I feel for good lecturers losing their job, but members of the UCU brought it on themselves, asking for endless pay rises when income of the uni wasn’t rising, kicking back when the uni was looking to trim the totally unaffordable pension liability. Money doesn’t grow on trees. If you won’t let them cut pay or pensions is has to be jobs you ignorant fools.

I left the uni because the pay was so bad for a professional services role - about half the market rate - I couldn’t afford to act as a charity any longer.

Lemonyyy · Yesterday 09:51

I work in a university library, we are officially on a hiring freeze and "informal restructure" which basically means changing terms so that people are forced out. There was a push for ages to have libraries open 24/7 so we have staff employed out of 9-5 core hours, now they want to unstaff at these times so those colleagues have to take core hours reshuffling or leave. We are completely at the whims of senior leadership who'll have a different plan in 2 years time, I guarantee.
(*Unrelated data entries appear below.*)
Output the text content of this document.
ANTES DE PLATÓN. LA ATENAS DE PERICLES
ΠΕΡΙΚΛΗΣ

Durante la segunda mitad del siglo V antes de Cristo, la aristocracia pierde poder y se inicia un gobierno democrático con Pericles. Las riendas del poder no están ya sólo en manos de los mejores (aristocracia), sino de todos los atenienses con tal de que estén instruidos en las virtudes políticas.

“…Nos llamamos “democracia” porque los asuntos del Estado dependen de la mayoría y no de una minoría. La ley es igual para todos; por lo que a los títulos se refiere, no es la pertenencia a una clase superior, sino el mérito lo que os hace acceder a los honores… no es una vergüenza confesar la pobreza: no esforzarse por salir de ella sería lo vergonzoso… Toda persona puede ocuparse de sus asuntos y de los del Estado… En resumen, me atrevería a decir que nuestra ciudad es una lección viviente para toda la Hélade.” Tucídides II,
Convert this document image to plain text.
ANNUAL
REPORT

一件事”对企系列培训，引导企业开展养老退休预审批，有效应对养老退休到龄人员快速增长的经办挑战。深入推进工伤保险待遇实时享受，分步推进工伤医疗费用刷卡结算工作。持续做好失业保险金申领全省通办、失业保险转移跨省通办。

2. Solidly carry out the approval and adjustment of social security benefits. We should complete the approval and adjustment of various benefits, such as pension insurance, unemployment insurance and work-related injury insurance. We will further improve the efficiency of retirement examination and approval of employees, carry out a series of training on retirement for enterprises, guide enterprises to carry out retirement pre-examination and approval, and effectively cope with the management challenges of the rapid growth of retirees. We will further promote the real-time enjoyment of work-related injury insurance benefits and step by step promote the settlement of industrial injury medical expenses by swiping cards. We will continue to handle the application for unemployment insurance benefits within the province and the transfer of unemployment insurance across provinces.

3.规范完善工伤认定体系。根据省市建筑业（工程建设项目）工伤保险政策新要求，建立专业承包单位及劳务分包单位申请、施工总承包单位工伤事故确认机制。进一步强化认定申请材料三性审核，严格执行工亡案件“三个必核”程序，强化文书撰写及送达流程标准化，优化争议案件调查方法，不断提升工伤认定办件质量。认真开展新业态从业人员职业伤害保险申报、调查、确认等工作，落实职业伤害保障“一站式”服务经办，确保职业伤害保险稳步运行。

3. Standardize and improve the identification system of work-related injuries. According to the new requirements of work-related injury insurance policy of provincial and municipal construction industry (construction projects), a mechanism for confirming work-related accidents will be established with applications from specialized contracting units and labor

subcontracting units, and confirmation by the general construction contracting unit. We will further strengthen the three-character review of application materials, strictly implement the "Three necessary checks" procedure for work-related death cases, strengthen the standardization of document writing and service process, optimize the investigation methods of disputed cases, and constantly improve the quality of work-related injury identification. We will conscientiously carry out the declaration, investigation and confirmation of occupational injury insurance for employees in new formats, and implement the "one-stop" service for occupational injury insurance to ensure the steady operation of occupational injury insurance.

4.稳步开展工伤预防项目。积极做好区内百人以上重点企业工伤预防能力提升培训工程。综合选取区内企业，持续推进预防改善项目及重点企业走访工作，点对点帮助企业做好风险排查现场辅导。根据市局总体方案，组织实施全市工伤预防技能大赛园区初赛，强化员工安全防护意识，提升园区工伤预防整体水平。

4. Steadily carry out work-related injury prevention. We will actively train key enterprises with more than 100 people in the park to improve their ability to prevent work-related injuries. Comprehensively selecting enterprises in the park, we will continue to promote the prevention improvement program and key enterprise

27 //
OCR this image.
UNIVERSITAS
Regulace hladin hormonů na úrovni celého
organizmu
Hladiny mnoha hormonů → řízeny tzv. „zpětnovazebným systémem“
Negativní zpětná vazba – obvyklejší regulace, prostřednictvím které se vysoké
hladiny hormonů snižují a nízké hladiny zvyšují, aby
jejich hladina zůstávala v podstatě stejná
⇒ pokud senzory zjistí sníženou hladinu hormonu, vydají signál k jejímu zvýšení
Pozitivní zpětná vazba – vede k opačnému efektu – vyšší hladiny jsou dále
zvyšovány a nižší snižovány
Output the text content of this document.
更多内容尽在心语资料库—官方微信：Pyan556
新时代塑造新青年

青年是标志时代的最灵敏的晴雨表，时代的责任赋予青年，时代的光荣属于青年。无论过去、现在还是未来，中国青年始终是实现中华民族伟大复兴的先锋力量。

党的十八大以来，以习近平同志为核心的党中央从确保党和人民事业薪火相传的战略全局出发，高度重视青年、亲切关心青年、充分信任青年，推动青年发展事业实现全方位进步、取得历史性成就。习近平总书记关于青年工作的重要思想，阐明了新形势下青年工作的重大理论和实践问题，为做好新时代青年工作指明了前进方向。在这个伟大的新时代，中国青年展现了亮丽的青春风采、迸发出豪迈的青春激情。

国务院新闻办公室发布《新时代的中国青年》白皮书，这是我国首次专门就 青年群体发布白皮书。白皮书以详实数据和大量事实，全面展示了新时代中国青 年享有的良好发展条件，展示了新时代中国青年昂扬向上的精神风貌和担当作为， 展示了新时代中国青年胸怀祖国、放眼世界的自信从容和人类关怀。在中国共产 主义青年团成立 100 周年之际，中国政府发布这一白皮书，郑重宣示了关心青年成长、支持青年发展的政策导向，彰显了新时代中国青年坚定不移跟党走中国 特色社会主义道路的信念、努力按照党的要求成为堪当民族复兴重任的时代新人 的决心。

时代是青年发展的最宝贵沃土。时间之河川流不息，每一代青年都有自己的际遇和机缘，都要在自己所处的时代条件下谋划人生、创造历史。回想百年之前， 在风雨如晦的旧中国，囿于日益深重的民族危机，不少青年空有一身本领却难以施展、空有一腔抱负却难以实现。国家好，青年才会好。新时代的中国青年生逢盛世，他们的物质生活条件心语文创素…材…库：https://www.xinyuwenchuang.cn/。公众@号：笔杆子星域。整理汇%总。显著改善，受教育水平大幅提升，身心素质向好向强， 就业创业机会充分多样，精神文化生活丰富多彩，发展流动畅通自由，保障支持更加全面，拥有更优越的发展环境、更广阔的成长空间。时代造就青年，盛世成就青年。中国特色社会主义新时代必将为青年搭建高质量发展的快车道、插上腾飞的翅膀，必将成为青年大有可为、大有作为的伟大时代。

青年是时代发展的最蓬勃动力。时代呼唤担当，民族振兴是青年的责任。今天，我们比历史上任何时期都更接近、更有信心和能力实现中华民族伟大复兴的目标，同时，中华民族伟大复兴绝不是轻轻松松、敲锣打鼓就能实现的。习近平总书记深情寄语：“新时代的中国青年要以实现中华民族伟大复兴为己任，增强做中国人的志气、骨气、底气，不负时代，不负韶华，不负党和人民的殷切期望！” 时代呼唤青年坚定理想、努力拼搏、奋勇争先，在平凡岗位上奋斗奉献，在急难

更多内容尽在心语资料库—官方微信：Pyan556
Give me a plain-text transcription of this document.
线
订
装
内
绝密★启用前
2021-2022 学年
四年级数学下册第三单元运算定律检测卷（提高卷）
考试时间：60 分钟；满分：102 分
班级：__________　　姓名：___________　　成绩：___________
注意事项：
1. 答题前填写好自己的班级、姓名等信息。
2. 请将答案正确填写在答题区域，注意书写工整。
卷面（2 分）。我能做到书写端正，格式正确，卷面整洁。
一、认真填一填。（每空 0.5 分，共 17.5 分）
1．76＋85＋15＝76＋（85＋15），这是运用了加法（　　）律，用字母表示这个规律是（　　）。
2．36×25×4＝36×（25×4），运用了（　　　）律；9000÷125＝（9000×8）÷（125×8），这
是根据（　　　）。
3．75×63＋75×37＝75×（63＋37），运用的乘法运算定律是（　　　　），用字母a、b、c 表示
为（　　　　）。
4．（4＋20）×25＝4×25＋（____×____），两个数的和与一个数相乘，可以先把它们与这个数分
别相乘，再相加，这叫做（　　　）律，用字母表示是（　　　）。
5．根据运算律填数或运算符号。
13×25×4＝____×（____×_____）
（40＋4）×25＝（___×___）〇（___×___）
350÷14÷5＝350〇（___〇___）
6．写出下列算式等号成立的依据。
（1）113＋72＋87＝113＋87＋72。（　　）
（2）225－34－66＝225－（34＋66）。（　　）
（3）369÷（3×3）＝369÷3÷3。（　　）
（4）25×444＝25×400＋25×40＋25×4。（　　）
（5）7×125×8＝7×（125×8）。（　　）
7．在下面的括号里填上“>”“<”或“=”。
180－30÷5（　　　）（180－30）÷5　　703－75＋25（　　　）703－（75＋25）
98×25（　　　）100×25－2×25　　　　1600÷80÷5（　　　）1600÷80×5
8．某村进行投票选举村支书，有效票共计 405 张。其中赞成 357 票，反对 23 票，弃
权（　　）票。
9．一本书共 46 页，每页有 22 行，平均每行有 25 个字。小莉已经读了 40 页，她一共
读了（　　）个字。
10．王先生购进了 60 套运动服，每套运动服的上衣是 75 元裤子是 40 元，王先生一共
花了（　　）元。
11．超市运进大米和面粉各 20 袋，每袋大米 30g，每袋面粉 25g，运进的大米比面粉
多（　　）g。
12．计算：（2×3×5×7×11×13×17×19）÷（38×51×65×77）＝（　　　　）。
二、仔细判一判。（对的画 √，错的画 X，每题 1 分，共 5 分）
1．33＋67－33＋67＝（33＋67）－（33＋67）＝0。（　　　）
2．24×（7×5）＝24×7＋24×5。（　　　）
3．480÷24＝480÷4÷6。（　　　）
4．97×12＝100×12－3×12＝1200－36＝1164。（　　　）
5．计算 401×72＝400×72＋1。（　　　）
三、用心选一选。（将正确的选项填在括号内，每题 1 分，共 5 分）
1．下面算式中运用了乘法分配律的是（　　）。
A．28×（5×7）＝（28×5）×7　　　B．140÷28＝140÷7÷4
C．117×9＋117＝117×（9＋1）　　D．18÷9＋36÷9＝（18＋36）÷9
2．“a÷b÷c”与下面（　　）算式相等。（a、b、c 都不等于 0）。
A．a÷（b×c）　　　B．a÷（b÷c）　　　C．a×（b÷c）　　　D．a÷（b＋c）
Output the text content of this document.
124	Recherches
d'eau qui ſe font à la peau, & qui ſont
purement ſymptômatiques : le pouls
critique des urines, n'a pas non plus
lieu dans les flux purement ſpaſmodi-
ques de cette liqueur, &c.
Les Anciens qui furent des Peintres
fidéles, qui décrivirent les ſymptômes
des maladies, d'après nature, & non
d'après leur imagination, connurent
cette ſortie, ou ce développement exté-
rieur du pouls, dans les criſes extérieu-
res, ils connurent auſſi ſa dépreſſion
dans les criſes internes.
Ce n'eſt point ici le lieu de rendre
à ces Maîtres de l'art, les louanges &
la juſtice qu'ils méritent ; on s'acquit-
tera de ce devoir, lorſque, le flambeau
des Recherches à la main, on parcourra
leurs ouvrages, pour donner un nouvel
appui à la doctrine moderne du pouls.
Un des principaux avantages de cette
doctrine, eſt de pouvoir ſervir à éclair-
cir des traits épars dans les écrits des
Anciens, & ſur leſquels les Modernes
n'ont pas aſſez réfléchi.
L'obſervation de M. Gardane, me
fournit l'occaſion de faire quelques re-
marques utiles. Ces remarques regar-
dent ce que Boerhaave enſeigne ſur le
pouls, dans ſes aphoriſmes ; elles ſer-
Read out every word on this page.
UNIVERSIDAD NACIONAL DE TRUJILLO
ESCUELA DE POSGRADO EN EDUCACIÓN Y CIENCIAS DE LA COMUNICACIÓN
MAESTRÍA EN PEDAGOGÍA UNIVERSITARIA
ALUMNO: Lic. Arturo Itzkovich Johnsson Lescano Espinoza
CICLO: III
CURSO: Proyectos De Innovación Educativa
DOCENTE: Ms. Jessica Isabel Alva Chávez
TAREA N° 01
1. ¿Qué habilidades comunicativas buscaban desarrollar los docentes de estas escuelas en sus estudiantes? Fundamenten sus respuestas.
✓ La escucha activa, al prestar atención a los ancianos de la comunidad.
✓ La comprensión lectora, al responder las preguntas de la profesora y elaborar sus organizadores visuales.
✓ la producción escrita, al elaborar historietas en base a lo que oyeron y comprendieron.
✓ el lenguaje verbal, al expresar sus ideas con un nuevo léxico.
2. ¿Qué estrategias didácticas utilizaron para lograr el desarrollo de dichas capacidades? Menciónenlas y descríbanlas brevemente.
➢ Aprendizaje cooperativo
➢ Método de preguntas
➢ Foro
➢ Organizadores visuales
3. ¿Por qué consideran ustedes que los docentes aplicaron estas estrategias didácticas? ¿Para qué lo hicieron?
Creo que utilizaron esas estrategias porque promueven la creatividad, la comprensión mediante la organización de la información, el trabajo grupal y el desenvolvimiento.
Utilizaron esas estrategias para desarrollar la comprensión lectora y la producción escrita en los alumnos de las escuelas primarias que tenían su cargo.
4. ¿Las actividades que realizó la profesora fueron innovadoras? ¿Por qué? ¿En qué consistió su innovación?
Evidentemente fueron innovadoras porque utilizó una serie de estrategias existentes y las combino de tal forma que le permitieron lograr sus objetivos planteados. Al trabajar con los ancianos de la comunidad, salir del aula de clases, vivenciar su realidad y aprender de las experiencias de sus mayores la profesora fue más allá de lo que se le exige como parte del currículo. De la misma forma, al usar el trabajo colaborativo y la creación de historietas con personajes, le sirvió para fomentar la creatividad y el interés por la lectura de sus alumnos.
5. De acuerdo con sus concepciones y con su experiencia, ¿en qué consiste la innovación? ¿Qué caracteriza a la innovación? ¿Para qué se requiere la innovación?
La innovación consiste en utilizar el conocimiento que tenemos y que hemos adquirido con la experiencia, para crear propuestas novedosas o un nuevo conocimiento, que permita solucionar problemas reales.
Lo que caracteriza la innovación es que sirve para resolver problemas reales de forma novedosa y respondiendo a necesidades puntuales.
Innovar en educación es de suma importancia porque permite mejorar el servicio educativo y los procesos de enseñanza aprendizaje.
Student facing staff are also massively undervalued here, they're basically pretty openly planning to replace library desks with faq kiosks in the near future. If you'd like your 18 year old studying in a 1000 seat building with 1 security guard on the front desk to cover 3 floors, no practical support for academic issues or emotional support when they're panicking about a deadline, then send them to a red brick UK uni because that's what libraries look like now.